Google Domains is a domain registrar and free DNS service from Google. If you’re in the market for a new website domain name, you should definitely be considering Google Domains for its ease of use and enhanced security.
Why Use Google Domains?
Google Domains is a no-nonsense registrar. They’re not trying to nickel and dime you for “Premium DNS,” or trying to sell you on unnecessary web hosting bundles—you simply pay the registration fee, configure your DNS, and forget about it. A good example of this is DNSSEC, an important feature that prevents DNS spoofing and poisoning attacks on your domain by authenticating your DNS contents with public keys. GoDaddy only includes this as a paid feature, but it’s a free feature of Google Domains.
Google Domains is also just extremely easy to configure. Adding new records is a breeze, and their DNS system even supports “Synthetic Records,” which act as a collection of automatically configured records. You can use these to automatically enable G Suite for your domain, verifying ownership with a CNAME and routing to their mail servers with an MX record in one easy to add line. Other records include automatic subdomain forwarding and free Dynamic DNS.
On top of this, Google Domains is very secure. Your domain name is extremely important—it literally controls access to your site, and if someone managed to gain access to your account, they could steal your entire website. It’s important to lock your account down. Google supports two-factor authentication, which you should really enable regardless of whether you own a domain.
But, if you really want maximum security, you should look into enabling Google’s Advanced Protection for your account. This will involve getting a hardware security key like the one below, which you will be required to plug in whenever you access your account from a new device. This makes your account basically impossible to break into, and with your domain behind it, your website will be safe.
All in all, if you’re looking for a new domain name for a new website, Google Domains is probably your best bet. If you need more professional features, you might also want to consider AWS’s Route 53 DNS, which is highly configurable and integrates well with their hosting environment.

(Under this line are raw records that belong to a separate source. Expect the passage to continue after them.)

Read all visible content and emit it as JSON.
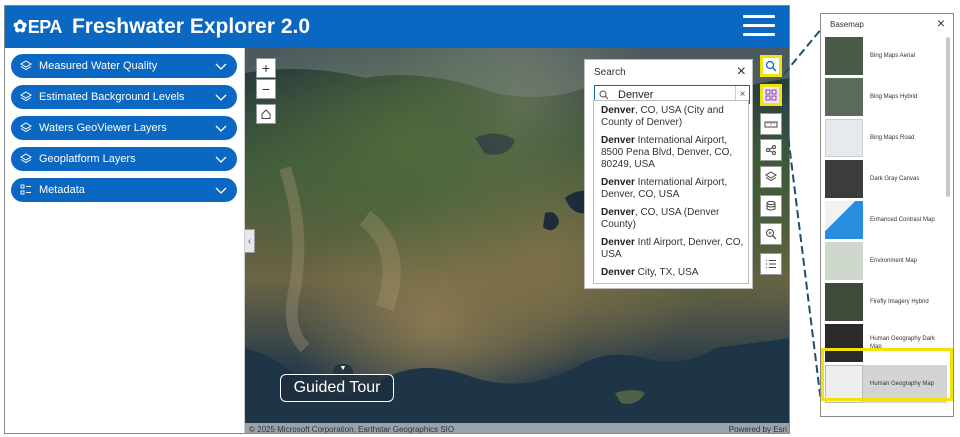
{
  "header": {
    "logo": "EPA",
    "title": "Freshwater Explorer 2.0"
  },
  "sidebar": {
    "items": [
      {
        "label": "Measured Water Quality",
        "icon": "layers-icon"
      },
      {
        "label": "Estimated Background Levels",
        "icon": "layers-icon"
      },
      {
        "label": "Waters GeoViewer Layers",
        "icon": "layers-icon"
      },
      {
        "label": "Geoplatform Layers",
        "icon": "layers-icon"
      },
      {
        "label": "Metadata",
        "icon": "list-icon"
      }
    ]
  },
  "map": {
    "zoom_in": "+",
    "zoom_out": "−",
    "attribution": "© 2025 Microsoft Corporation, Earthstar Geographics SIO",
    "powered": "Powered by Esri",
    "guided_tour": "Guided Tour",
    "tools": [
      "search-icon",
      "basemap-gallery-icon",
      "measure-icon",
      "share-icon",
      "layer-list-icon",
      "database-icon",
      "zoom-search-icon",
      "legend-list-icon"
    ]
  },
  "search": {
    "title": "Search",
    "value": "Denver",
    "clear": "×",
    "results": [
      {
        "match": "Denver",
        "rest": ", CO, USA (City and County of Denver)"
      },
      {
        "match": "Denver",
        "rest": " International Airport, 8500 Pena Blvd, Denver, CO, 80249, USA"
      },
      {
        "match": "Denver",
        "rest": " International Airport, Denver, CO, USA"
      },
      {
        "match": "Denver",
        "rest": ", CO, USA (Denver County)"
      },
      {
        "match": "Denver",
        "rest": " Intl Airport, Denver, CO, USA"
      },
      {
        "match": "Denver",
        "rest": " City, TX, USA"
      }
    ]
  },
  "basemap": {
    "title": "Basemap",
    "items": [
      {
        "label": "Bing Maps Aerial",
        "color": "#4a5a48"
      },
      {
        "label": "Bing Maps Hybrid",
        "color": "#5b6a5c"
      },
      {
        "label": "Bing Maps Road",
        "color": "#e6e9ee"
      },
      {
        "label": "Dark Gray Canvas",
        "color": "#3c3c3c"
      },
      {
        "label": "Enhanced Contrast Map",
        "color": "#7ab7e8"
      },
      {
        "label": "Environment Map",
        "color": "#cfd8cc"
      },
      {
        "label": "Firefly Imagery Hybrid",
        "color": "#3e4a3a"
      },
      {
        "label": "Human Geography Dark Map",
        "color": "#2a2a2a"
      },
      {
        "label": "Human Geography Map",
        "color": "#eeeeee"
      }
    ]
  },
  "colors": {
    "brand": "#0a67c2",
    "highlight": "#f4e10c"
  }
}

If you’re looking to transfer an existing domain, you’ll first need to unlock it at your current registrar, then transfer it over from the Google Domains Console. From there, you’re free to set up and use Google Domains.
Head over to the Google Domains Search console, and start typing the names you’re interested in. Google will search its records and tell you which extensions are available, as well as some alternate domain names if they’re not. If you click on a domain, you can view some basic information about it.
Some of these domains are marked as “More Secure.” These domains are part of an HSTS-preload list, so any connection to sites using these domains will be automatically loaded over HTTPS, which saves an extra round trip due to HTTP redirections. However, you can enable this feature manually for your website, so it isn’t anything special.
Once you have a domain you like, you can add it to your cart, and check out. You’ll probably want to keep “Privacy Protection” on, as it hides your WHO.IS data. You can turn off auto-renew here if you’d like.
Once you verify your email address, your domain should be instantly accessible from the Google Domains console. Click “Manage” to edit your DNS settings:
You can link your domain with an IP address quite easily by going to “DNS” in the sidebar and scrolling down to the “Custom Resource Records” section. You can add new A records here, which should point to your web server’s public address (and AAAA for IPv6, if you choose to use that as well).
One thing you’ll want to check on this page is the toggle for DNSSEC to protect your doman from attacks like DNS cache poison attacks and spoofing:
Also, if you’re planning on using this domain for a custom Gmail, you can authenticate your domain in advance and add the necessary MX records all at once, by enabling the G Suite “Synthetic Record.” Otherwise, you can set up email forwarding from the “Email” tab, or get started on enabling G Suite.
If you want to turn on dynamic DNS for a subdomain, you can do so under the “Synthetic Records” drop-down menu.
You’ll have to use the provided credentials to link a Dynamic DNS client, such as DDclient, to Google Domains.